The game was first teased in early September 2019 with a video showing people using the Ring-Con and Leg Strap without showing the game, with a full announcement of the game a week later.

Several journalists observed that the game fits into Nintendo's long-running "quality of life" program, to introduce more physical activity into the playing of video games, that had been started by Satoru Iwata with the introduction of the Wii console, particularly in the game Wii Fit. Parts of the design of the Nintendo Switch had been from player feedback from Wii Fit looking to make the controllers smaller so they could be strapped to the body and used in more possible ways.

Ring Fit Adventure was released in North America on October 18, 2019. The game, shipping with the Ring-Con and Leg Strap, costs slightly more than a typical game.

On March 26, 2020, a free update was released, adding a rhythm game mode.

== Reception ==

Ring Fit Adventure received "generally favorable" reviews, according to review aggregator website Metacritic, with a score of 83/100. It has also been rated on IGN as 7.8/10. Critics agreed that, while not designed for strength training, it was effective exercise for maintaining fitness. As well, they found its RPG elements to be simplistic, which made it more accessible to casual players, but could be disappointing those who wanted more of a strategic challenge. Writing for GameSpot, Jenae Sitzes awarded the game 9/10, saying it built on the legacy of Wii Fit and repositioned its messaging around fitness in a healthier and more constructive way, and that its large volume of content kept the campaign's progression engaging.

Aggregate score
| Aggregator | Score |
|---|---|
| Metacritic | 83/100 |

Review scores
| Publication | Score |
|---|---|
| Destructoid | 8/10 |
| Digital Trends | 4.5/5 |
| GameSpot | 9/10 |
| GamesRadar+ | 4/5 |
| IGN | 7.8/10 |
| Jeuxvideo.com | 16/20 |
| Nintendo Life | 8/10 |
| RPGamer | 4.0/5 |
| Shacknews | 8/10 |
| VG247 | 4/5 |

=== Sales ===
Ring Fit Adventure debuted at #3 in the UK, and #1 in Japan and South Korea.

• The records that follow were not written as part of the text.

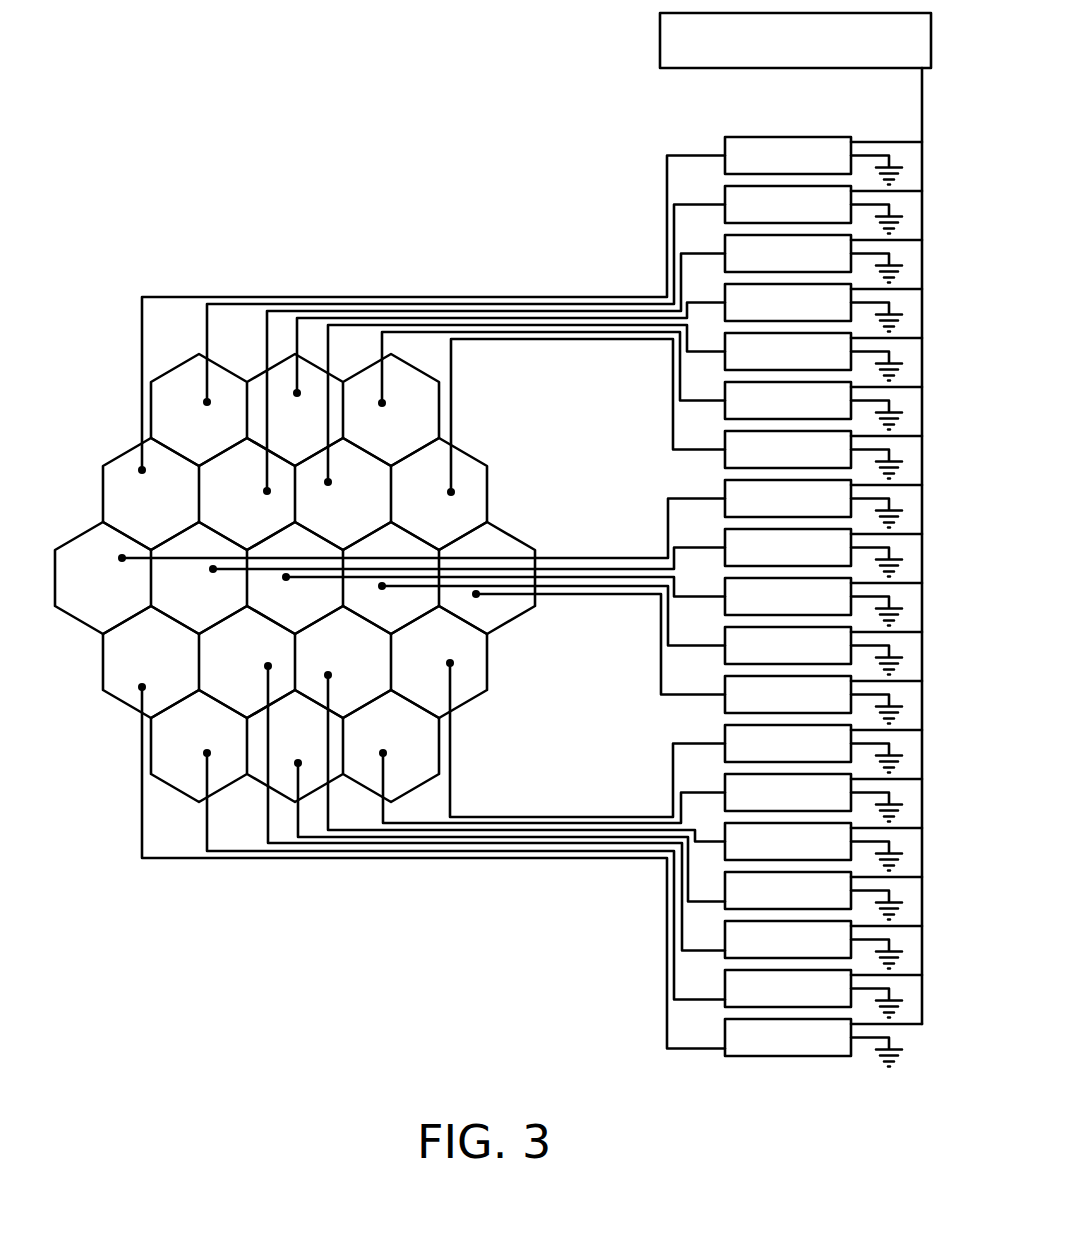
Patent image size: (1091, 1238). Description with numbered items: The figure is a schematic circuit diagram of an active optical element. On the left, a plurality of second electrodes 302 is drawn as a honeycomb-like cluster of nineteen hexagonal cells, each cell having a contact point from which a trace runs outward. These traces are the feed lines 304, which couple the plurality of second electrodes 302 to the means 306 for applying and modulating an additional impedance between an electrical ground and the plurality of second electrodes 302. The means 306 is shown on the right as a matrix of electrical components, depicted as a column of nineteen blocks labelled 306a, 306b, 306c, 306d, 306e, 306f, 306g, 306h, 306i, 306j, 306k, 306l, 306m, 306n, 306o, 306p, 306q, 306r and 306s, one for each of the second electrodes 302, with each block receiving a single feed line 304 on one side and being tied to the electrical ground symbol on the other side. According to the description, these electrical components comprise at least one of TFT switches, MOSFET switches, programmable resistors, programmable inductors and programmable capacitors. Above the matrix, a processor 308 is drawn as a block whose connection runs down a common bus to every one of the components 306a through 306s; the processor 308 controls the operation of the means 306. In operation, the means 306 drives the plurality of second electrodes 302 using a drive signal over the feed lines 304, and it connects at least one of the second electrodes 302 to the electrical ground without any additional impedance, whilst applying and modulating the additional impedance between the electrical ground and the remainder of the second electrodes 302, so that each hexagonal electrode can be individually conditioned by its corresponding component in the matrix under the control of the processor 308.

The second electrodes 302 is at (80, 614).
The feed lines 304 is at (258, 306).
The means for applying and modulating an additional impedance 306 is at (637, 955).
The electrical component 306a is at (823, 161).
The electrical component 306b is at (823, 210).
The electrical component 306c is at (823, 259).
The electrical component 306d is at (823, 308).
The electrical component 306e is at (823, 357).
The electrical component 306f is at (823, 406).
The electrical component 306g is at (823, 455).
The electrical component 306h is at (823, 504).
The electrical component 306i is at (823, 553).
The electrical component 306j is at (823, 602).
The electrical component 306k is at (823, 651).
The electrical component 306l is at (823, 700).
The electrical component 306m is at (823, 749).
The electrical component 306n is at (823, 798).
The electrical component 306o is at (823, 847).
The electrical component 306p is at (823, 896).
The electrical component 306q is at (823, 945).
The electrical component 306r is at (823, 994).
The electrical component 306s is at (823, 1043).
The processor 308 is at (795, 518).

In Japan, it sold 68,497 copies within its first week on sale, which placed it at number one on the all format sales chart. By December 2019, the game had shipped 2.17 million units worldwide.

Demand for the game exceeded Nintendo's expectations, creating shortages.

On June 18, 2020, it was confirmed that Ring Fit Adventure had sold over one million copies in Japan, where it shipped a total of 1,006,069 copies across the region.

From launch to September 2020, the game has sold 5.84 million units worldwide.

As of March 31, 2022, the game sold 14.09 million copies making it one of the best-selling Nintendo Switch games.

By March 31, 2023, 15.38 million copies of the game were sold worldwide.

=== Awards ===
The game was nominated for "Best Family Game" at The Game Awards 2019, for "Family Game of the Year" at the 23rd Annual D.I.C.E. Awards, and for "Game Beyond Entertainment" at the 16th British Academy Games Awards.

=== Potential benefits of exergames ===
Exergames such as Wii Fit, Kinect, and Ring Fit have been the subject of research for their potential for therapeutic and health benefit. Studies have shown potential use of exergaming in lowering BMI and improving mobility, especially in older individuals.